Así que, en concreto, primero escribo para mi propia tranquilidad y superación personal. Guardar los artículos que leo, traducirlos, tenerlos listos para alguien que los necesite o quiera recibir. Redactar artículos que quiero escribir, compartirlos y conversarlos con quien quiera a bien debatir. No soy escritor ni mucho menos pero el que lee y lee, se vuelve lo mejor de los autores de sus libros. Y esa es una de las pocas cosas, o quizás única, que me enorgullezco soberanamente: leo hasta las características químicas del ‘limpia-water’ si es que no hay celular u otra cosa que leer. Así me esté muriendo, si tengo el tiempo para morirme, tengo que leer un cupo diario de páginas. Como en todo, hay alicaídas y días imposibles, pero las ganas de leer, y el trasfondo de ello: el aprender cada día algo nuevo; siempre está ahí.

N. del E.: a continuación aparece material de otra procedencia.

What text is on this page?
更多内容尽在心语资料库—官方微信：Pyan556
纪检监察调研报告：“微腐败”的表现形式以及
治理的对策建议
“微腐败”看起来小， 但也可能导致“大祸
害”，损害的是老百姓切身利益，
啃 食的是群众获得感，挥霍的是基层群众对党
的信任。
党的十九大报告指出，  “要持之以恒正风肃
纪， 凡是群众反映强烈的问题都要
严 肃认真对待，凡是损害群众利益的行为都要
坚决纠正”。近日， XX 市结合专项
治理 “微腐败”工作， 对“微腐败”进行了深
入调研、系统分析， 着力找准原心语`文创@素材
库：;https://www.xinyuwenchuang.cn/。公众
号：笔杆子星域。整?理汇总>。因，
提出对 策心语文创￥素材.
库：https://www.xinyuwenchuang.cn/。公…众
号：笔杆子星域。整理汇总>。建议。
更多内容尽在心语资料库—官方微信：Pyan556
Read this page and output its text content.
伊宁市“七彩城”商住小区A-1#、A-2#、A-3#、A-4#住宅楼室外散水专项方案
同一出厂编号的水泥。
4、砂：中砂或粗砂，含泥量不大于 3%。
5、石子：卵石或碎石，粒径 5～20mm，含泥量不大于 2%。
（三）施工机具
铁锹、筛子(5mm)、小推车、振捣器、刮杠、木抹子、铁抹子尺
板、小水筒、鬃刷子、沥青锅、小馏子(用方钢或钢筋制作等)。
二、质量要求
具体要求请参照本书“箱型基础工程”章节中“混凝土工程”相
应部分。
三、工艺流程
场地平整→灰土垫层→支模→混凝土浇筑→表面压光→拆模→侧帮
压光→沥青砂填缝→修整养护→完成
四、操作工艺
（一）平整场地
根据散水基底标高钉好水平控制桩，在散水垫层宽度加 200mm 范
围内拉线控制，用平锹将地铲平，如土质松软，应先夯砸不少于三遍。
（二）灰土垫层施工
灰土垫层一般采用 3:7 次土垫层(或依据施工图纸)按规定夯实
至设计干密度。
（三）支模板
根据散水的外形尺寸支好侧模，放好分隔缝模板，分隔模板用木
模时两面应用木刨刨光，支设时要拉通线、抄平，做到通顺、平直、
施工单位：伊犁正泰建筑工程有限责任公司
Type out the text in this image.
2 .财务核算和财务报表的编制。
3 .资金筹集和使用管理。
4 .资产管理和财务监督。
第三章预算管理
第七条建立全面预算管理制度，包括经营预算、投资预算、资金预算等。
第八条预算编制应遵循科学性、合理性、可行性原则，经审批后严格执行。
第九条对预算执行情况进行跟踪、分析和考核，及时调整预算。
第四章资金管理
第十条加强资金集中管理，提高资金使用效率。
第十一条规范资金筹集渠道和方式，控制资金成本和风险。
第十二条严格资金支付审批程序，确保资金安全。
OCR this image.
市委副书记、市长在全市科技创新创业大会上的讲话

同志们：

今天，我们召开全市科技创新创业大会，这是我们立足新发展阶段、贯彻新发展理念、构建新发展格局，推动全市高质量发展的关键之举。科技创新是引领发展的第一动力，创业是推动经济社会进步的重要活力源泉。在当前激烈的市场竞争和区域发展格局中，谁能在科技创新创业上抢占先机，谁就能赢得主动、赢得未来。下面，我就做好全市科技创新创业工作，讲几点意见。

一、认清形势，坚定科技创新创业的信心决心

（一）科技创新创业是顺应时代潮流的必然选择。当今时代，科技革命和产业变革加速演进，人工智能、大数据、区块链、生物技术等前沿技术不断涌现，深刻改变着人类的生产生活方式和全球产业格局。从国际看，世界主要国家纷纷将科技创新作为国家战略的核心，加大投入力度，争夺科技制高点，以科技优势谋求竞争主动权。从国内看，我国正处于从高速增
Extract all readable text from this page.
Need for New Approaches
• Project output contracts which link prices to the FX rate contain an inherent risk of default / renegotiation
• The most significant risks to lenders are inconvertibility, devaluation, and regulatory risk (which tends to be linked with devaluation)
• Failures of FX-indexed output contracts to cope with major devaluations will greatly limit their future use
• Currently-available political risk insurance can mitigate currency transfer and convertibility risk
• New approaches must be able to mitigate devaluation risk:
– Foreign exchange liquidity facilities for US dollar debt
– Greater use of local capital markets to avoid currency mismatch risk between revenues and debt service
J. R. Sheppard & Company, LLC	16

Segundo y último, escribo, obviamente, para el que quiera leer. No soy quien para traducir ni redactar nada digno de un reconocimiento (aunque quien sabe si es que me llego a inspirar), pero de hecho, las últimas cosas que he estado redactando han sido sólo traducciones de artículos, por demás interesantes, que pienso más gente debería tener acceso (si es que el idioma es la barrera, y no el ocio, claro está). Últimamente, me encuentro enfrascado en las madrugadas, traduciendo artículos en inglés que, pienso, le servirían mucho a tanta gente que no le interesa aprender inglés, o, como quiero creer, que están enfocados trabajando hasta poder aprenderlo. Quizás muchos lo sepan pero lo prefieran así, ya traducidos, para asimilar lo bueno que puedan brindar. Al final, dichos artículos llegan a veces a algunos miembros de mi familia y, a veces de esas veces, a algunos amigos. A nadie más en un Perú tan necesitado de ciertas perspectivas. Los siento tan importantes que, en mi deseo de que más gente los lea, este blog también me servirá a manera de test si es que alguien les da la debida atención. Y si no, pues bueno, seguiré haciéndolo porque lo creo correcto y, en esta etapa de mi vida, me sirve de diario, relajo, desfogue, hub de conocimiento, guardado de artículos, momentos de inspiración, etc. Razones suficientes para emprender esto. Así que espero que esta nueva avent… Bueno, Marco, ya escribiste demasiado como para que nadie te lea. Pero, ¿y qué importa? No, igual. Vete. Te estás aguantando ir al baño hace 1 hora y sigues ahí sentado.

Al final, al redactar fuiste encontrando los motivos que pudieran convencerte de lo provechoso que será este blog. Bien hecho pero, de introducción, poco; de lo mucho, introspección.

Pues bueno, dejé en claro que no quería hacer una introducción, porque ella obliga a un cierre, a un final. Y yo, como tú, sí, tú, no nos terminamos nunca: tan sólo por dejar estas líneas, muchos años en el futuro, incluso ahí, ya etéreos, ya vientos, seremos eternos.